Direito humanitário internacional
36.
O Direito humanitário internacional precedeu os Pactos. É fascinante
assistir ao nascimento de uma nova e original norma na consciência
coletiva das Nações. A ICRC foi a primeira organização a defender e
desenvolver sistematicamente o conceito de direito humanitário: fundado
como conseqüência da Batalha de Solverino em 1859, ela é hoje a
promotora e guardiã desta lei. De um ponto de vista teórico, uma menção
deveria também ser feita acerca da função crucial desempenhada por
Fedor Fedorovich Martens, um filósofo de Direito e perito legal do
Governo russo na Conferência Internacional da Paz realizada em “The
Hague”, em 1899, e seu assistente, Andre Mandelstam. A teoria deles
foi como segue: o direito humanitário tem suas raízes na “consciência
do mundo”, também chamada “consciência pública” ou, mais
especificamente, “consciência de identidade”, como definido por
Ludwig Feuerbach, o filósofo alemão que escreveu:
“Consciência
no seu sentido estrito existe apenas para um ser que tem como seu objeto
suas próprias espécies e sua própria essência. Ser dotado de consciência
é ser dotado de ciência (e, assim, de direito). Ciência é a consciência
das espécies. Entretanto, apenas um ser que tenha como seu objeto suas
próprias espécies, sua própria essência, está apto a tomar como seu
objeto, nos seus signficados essenciais, coisas e seres além dele
mesmo.”
Consciência
de identidade é a fundação do direito humanitário. A primeira Convenção
de Gênova de 1864, colocada precocemente através da assinatura de
Henry Dunant, foi baseada no seguinte princípio: a vida de um homem
ferido deve ser salva; ele é seu adversário, mas ele também é seu
companheiro, ele é como você; aos prisioneiros devem ser fornecidas água
e comida. A “consciência do mundo”, que advém da percepção
espontânea de identidade de todos os seres, requer isto.
38.
O Protocolo Adicional às Convenções de Gênova de 12 de agosto de
1949, e de acordo com a Proteção das Vítimas de Conflitos Armados Não-Internacionais
(Protocolo II), estipula, no artigo 14:
“Inanição
dos civis como um método de combate é proibido.
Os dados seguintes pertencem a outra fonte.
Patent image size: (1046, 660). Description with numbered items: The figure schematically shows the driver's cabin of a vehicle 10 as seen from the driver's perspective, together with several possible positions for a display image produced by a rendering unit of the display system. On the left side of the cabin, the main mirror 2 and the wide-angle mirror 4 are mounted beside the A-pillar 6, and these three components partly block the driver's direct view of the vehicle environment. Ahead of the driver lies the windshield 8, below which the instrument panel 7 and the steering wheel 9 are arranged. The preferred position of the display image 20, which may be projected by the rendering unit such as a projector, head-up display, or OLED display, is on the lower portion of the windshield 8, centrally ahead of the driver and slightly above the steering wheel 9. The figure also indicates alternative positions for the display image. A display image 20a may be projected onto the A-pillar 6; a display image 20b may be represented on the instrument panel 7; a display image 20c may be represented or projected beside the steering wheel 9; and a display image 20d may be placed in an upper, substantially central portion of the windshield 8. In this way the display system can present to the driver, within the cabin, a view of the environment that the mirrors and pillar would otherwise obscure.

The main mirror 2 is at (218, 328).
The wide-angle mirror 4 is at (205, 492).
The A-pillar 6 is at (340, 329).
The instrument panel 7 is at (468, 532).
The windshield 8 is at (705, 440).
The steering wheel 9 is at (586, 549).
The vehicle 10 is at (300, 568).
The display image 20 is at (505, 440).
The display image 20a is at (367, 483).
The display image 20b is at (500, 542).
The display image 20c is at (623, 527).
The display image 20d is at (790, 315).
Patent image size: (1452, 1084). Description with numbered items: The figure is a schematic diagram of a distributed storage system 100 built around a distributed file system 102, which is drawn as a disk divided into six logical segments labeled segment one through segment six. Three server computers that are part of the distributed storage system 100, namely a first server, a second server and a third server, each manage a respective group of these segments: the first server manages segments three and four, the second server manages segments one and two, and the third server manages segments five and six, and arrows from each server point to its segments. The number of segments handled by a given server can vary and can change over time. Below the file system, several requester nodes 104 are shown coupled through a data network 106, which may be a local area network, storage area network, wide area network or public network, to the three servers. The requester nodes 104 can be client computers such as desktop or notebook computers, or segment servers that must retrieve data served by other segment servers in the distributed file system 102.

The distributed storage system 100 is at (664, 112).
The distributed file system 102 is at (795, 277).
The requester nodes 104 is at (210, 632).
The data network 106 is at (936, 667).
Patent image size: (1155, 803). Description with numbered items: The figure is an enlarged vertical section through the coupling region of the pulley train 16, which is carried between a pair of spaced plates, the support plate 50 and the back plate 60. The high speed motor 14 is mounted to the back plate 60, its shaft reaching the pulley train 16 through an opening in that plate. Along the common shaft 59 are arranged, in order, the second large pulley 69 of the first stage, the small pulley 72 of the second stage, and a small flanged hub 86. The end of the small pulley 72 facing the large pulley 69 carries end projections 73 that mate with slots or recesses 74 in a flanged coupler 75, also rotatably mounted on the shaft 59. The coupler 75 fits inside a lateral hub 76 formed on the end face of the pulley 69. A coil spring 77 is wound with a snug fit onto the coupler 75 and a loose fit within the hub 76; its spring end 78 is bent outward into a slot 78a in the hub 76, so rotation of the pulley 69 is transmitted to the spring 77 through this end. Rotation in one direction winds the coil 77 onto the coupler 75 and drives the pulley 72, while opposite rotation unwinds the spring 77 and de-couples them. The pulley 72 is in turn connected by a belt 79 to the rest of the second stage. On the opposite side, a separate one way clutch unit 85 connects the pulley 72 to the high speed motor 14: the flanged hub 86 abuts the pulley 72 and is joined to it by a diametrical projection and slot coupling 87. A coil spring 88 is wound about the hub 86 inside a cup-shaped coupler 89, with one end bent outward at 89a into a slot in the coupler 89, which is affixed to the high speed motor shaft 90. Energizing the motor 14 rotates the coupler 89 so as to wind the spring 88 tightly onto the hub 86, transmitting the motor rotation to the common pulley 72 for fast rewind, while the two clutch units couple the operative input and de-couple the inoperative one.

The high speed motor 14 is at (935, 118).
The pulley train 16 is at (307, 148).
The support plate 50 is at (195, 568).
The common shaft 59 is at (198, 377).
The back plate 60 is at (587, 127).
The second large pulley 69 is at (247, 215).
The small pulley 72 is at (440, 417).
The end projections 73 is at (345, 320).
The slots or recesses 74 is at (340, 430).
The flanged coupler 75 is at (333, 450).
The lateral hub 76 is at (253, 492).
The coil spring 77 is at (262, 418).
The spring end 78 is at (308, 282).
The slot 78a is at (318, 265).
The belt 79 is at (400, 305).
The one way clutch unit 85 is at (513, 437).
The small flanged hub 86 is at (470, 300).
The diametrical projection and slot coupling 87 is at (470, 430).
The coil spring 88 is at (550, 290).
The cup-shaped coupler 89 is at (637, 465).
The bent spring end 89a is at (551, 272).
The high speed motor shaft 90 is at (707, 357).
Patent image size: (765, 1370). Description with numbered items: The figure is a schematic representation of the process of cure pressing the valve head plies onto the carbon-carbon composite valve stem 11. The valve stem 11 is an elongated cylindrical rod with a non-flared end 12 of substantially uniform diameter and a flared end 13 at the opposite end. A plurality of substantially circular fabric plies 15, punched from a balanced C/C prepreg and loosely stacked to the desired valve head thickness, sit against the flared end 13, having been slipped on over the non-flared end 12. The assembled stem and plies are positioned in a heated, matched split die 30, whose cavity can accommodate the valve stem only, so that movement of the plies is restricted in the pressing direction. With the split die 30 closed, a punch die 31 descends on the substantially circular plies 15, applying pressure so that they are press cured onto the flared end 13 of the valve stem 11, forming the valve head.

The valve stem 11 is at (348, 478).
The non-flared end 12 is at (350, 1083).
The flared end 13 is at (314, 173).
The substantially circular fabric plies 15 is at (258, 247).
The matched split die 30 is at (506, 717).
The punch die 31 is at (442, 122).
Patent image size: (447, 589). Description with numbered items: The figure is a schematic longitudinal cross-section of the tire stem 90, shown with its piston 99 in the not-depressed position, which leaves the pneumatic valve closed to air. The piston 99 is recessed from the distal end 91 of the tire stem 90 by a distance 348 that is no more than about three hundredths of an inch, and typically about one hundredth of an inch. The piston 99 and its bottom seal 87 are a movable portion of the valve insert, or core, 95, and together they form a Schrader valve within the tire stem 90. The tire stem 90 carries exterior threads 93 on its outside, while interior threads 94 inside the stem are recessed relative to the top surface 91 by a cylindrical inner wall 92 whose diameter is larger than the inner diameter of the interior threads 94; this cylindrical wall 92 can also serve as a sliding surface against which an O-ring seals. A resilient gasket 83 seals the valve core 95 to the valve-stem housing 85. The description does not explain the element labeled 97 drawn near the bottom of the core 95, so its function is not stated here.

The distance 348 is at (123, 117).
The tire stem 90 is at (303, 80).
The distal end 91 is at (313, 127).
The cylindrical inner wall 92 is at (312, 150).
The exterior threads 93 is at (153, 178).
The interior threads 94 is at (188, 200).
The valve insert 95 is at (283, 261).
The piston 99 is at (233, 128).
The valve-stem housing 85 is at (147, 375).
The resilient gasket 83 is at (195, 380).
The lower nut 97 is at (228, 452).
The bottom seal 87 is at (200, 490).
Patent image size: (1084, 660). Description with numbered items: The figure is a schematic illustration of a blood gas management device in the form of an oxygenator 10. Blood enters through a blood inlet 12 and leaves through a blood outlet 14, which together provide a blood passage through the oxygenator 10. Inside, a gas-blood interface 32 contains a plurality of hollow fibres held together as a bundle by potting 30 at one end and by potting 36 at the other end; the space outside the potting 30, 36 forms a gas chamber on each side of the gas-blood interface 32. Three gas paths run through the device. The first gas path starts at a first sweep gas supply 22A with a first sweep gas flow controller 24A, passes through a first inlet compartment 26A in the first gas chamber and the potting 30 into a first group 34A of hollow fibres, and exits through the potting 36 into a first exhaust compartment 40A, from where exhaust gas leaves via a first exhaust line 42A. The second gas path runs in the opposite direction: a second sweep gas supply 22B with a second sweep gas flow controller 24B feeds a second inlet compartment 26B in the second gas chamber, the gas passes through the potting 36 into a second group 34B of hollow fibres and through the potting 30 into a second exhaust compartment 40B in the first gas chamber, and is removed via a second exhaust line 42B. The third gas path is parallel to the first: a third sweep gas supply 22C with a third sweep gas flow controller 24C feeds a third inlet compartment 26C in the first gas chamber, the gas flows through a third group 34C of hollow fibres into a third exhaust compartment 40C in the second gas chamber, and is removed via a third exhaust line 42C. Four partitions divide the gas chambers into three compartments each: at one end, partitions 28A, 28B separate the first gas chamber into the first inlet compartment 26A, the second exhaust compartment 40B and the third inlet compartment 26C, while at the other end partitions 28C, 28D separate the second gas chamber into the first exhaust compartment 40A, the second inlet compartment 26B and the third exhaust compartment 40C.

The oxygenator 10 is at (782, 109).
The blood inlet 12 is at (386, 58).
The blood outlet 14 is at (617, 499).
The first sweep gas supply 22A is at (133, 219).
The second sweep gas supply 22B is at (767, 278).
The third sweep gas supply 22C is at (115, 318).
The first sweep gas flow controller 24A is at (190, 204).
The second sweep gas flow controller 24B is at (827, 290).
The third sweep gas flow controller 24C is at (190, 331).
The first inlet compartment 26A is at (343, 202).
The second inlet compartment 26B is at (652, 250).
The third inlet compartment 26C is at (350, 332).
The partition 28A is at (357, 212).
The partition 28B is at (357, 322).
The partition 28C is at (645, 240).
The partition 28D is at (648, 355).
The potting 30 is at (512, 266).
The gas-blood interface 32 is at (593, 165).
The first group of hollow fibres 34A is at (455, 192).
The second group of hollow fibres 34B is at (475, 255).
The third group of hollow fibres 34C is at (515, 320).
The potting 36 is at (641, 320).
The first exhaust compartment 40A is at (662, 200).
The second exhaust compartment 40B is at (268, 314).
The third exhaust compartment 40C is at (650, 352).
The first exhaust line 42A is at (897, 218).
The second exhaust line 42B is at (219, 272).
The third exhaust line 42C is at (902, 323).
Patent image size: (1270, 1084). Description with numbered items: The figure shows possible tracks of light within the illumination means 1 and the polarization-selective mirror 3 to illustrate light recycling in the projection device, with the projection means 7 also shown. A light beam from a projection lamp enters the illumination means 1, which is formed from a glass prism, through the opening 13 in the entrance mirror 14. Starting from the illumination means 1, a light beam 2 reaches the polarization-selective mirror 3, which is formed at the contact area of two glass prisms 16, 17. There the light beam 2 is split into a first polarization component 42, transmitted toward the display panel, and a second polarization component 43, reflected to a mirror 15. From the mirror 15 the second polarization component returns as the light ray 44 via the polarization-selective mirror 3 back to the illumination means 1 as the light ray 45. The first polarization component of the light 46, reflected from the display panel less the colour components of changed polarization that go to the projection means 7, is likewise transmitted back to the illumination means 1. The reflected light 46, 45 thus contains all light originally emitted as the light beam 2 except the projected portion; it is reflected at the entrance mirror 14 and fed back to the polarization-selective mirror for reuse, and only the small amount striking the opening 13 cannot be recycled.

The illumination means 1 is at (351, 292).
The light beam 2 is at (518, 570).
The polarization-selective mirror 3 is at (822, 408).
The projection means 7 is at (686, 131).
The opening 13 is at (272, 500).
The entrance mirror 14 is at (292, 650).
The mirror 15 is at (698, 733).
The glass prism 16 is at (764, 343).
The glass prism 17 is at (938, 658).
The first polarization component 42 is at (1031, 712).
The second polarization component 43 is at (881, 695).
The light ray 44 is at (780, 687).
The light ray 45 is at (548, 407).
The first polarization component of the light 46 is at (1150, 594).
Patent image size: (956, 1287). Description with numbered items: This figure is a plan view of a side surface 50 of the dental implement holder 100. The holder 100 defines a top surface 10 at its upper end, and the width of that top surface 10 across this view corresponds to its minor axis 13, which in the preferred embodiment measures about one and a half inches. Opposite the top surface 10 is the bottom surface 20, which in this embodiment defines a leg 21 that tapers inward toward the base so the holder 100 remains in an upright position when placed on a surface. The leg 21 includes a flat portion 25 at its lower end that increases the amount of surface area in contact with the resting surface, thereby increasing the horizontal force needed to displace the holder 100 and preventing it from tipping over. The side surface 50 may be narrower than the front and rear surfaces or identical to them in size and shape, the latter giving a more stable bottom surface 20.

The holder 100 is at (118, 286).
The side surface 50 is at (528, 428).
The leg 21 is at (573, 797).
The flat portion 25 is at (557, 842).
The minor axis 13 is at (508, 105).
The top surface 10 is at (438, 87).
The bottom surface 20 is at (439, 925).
É, então, proibido
atacar, destruir, remover ou tornar inútil, para este propósito,
objetos indispensáveis à sobrevivência da população civil, como gêneros
alimentícios, áreas agrícolas para a produção de gêneros alimentícios,
culturas, criação de animais, instalações e abastecimento de água
potável e trabalhos de irrigação.”
38.
O cerne do direito humanitário internacional está contido nas quatro
Convenções de Gênova de 1949 e nos dois Protocolos Adicionais de
1977. Os mesmos princípios básicos governam todos estes instrumentos:
operações militares podem apenas ser realizadas contra alvos
militares, a desapropriação forçada das populações, que é a causa
maior da fome, é proibida; e todas as necessidades vitais da população
civil, incluindo alimentação, obviamentente, devem ser encontradas em
todas as circunstâncias.
B.
As Nações Unidas
39.
O desenvolvimento do direito à alimentação deve agora ser considerado
através de uma análise dos vários instrumentos adotados dentro da
estrutura das Nações Unidas.
1.
Pacto Internacional dos Direitos Econômicos, Sociais e Culturais
40.
Este instrumento internacional, que foi ratificado por 142 Estados, lida
com o direito à alimentação mais compreensivamente que qualquer outro
tratado. No artigo 11, §1º, os Estados-parte reconhecem “o direito
de todos a um padrão adequado de vida para si e sua família, incluindo
alimentação, vestuário e habitação adequados, e para a contínua
melhoria das condições de vida.” No parágrafo 2º do mesmo artigo,
eles reconhecem que tais medidas podem ser necessárias para garantir
“o direito fundamental de todos de estarem livres da fome.” Os
Estados-parte devem tomar, individualmente e através de cooperação
internacional, as medidas, incluindo progamas específicos, que são
necessários:
“(a)
Para melhorar os métodos de produção, conservação e
distribuição dos alimentos através da utilização plena do
conhecimento técnico e científico, através da disseminação do
conhecimento acerca dos princípios de nutrição e através do
desenvolvimento ou reforma dos sistemas agrários de tal forma que se
alcance os mais eficientes desenvolvimento e utilização de recursos.
(b)
Levando-se em conta os problemas de ambos os países importadores
e exportadores de alimentos, para assegurar uma distribuição
equitativa dos suprimentos alimentícios mundiais com relação à
necessidade.”
41.
Como foi destacado no Comentário Geral n.º 12 pelo Comitê dos
Direitos Econômicos, Sociais e Culturais, o corpo responsável pelo
monitoramento da implementação da Convenção, “ o direito humano a
alimentação adequada é de crucial importância para o gozo de todos
os direitos. Ele cabe a todos ...” (HRI/GEN/1/Rer.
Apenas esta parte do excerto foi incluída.